As outlined by the United Nations, the focus is on the potential of the Internet and digital platforms as well as the more established forms of journalism in contributing to freedom of expression, democratic governance and sustainable development.
Here in Guyana, we are stepping tentatively into the surf of the Internet wave as it relates to news media. Internet penetration and access have been the primary reasons for this state of affairs but this is changing with more affordable access to the latest mobile telephony.
The rise of social media has contributed largely to the virtually instantaneous access to newsworthy events and the implications for reportage have not been lost on Guyanese. Already we see traditional media outlets positioning themselves to extend their reach to these digital thoroughfares.
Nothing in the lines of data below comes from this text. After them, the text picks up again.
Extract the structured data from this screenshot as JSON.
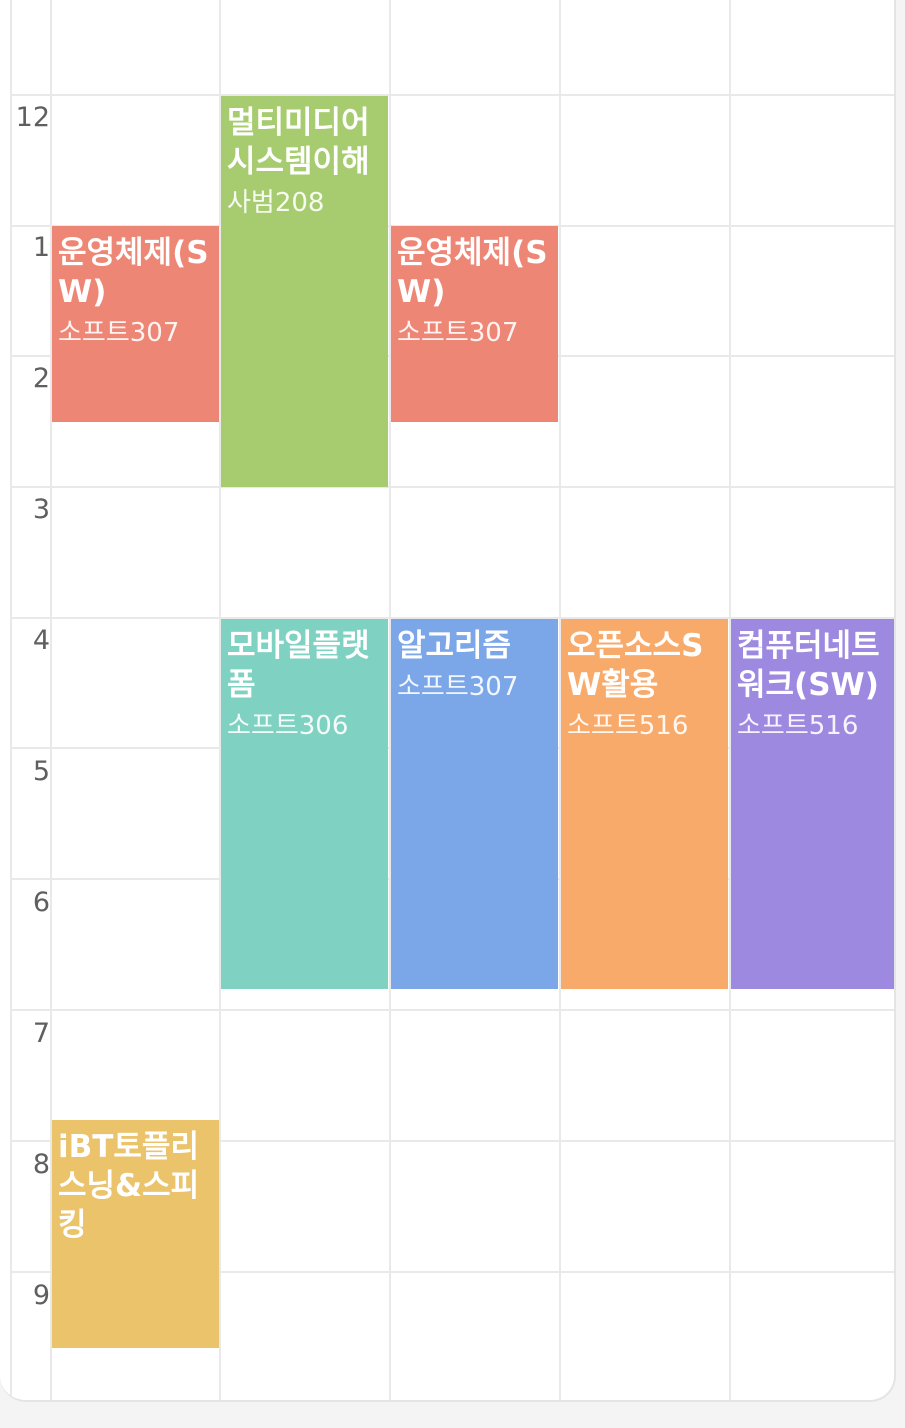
{
  "hours": [
    "12",
    "1",
    "2",
    "3",
    "4",
    "5",
    "6",
    "7",
    "8",
    "9"
  ],
  "courses": [
    {
      "title": "운영체제(SW)",
      "room": "소프트307",
      "color": "#ee8675"
    },
    {
      "title": "멀티미디어시스템이해",
      "room": "사범208",
      "color": "#a6cc6f"
    },
    {
      "title": "운영체제(SW)",
      "room": "소프트307",
      "color": "#ee8675"
    },
    {
      "title": "모바일플랫폼",
      "room": "소프트306",
      "color": "#7fd1c1"
    },
    {
      "title": "알고리즘",
      "room": "소프트307",
      "color": "#7ba6e8"
    },
    {
      "title": "오픈소스SW활용",
      "room": "소프트516",
      "color": "#f8aa6b"
    },
    {
      "title": "컴퓨터네트워크(SW)",
      "room": "소프트516",
      "color": "#9e89e0"
    },
    {
      "title": "iBT토플리스닝&스피킹",
      "room": "",
      "color": "#eac36b"
    }
  ]
}
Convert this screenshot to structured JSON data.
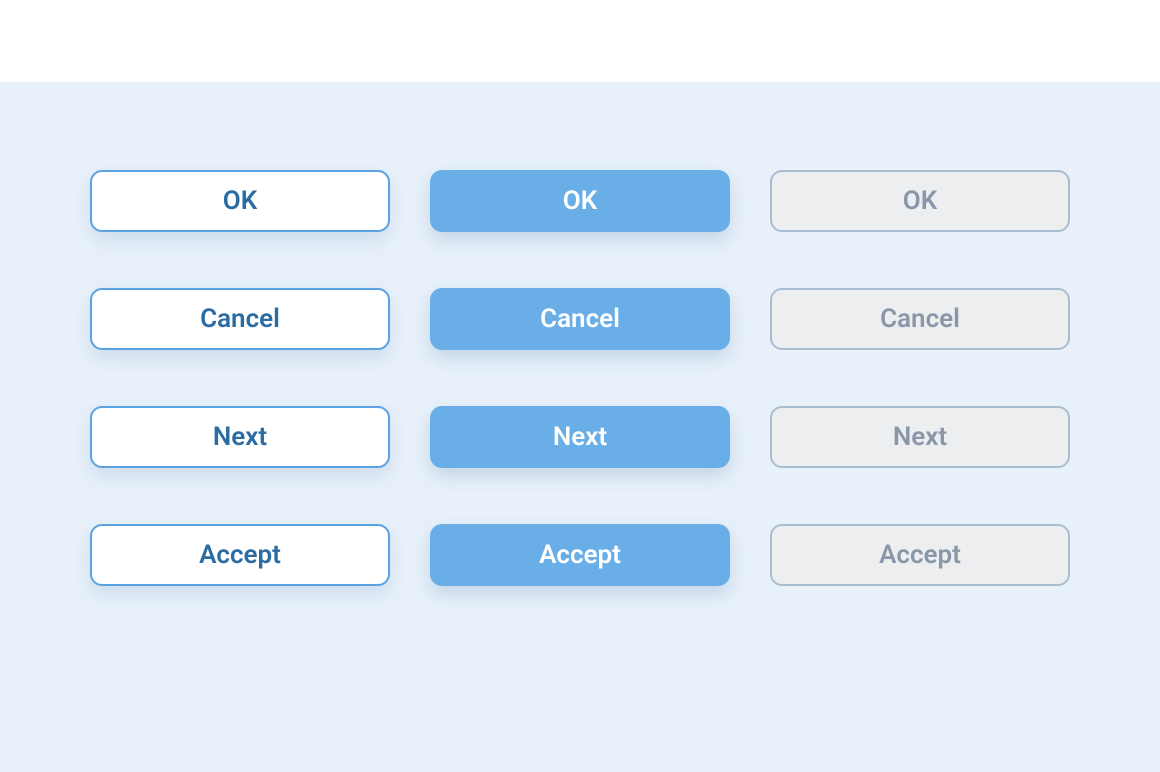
{
  "colors": {
    "pageBg": "#e8f1fa",
    "outlineBg": "#ffffff",
    "outlineText": "#2b6ca3",
    "outlineBorder": "#5aa2e0",
    "filledBg": "#6aaee8",
    "filledText": "#ffffff",
    "disabledBg": "#eceef0",
    "disabledText": "#8a97a8",
    "disabledBorder": "#a9bdd0"
  },
  "buttons": {
    "ok": "OK",
    "cancel": "Cancel",
    "next": "Next",
    "accept": "Accept"
  }
}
There has also been the establishment of news dissemination outlets on the new media platforms with at least one of them being a commercial venture.
The rise of new media has provided anyone with internet access and to some extent those without, a large audience unencumbered by geography with which to share their views and ideas. This in turn has spawned citizen journalism with its attendant advantages and disadvantages.
However, inherent in this power is the potential for abuse as it relates to issues of privacy and user security.
It also poses a challenge for those who may wish to keep that level of power out of the hands of the citizenry, with them resorting to measures to block or censor access.
According to the UN, “freedom of expression is central to building strong democracies; contributing to good governance; promoting civic participation and the rule of law and; encouraging human development and security.”
That hallowed right is sure to be tested here in Guyana where general elections are constitutionally due before year end. The political climate will see many exercising that right and we will be forced to ask ourselves how free is freedom.
As journalists we should remain cognizant of the political realities of Guyana even as we tread a path that redounds to the preservation of truth.
At the same time it is expected that the powers that be will treat the media in a manner befitting the oaths they have taken up in service to the people of this nation.
While access to newer social media is welcome, the absence of proper broadcast legislation and the administration’s reluctance to open the electro-magnetic spectrum to private radio stations are throwbacks to era that we all thought we had passed.
The sloth to enact the Freedom of Information Bill is hopefully not a harbinger of maximum administrative
The GPA also regrets that it cannot report any change to the status of its President who still suffers from a BAN on his ability to pursue his work at the Taxpayer’s funded Office of the President and State House.
We cannot report too on this World Press Freedom Day that there is any measurable change in the attitude of the Administration in abusing journalists and media houses or using other methods economic and miasmic to stifle criticism.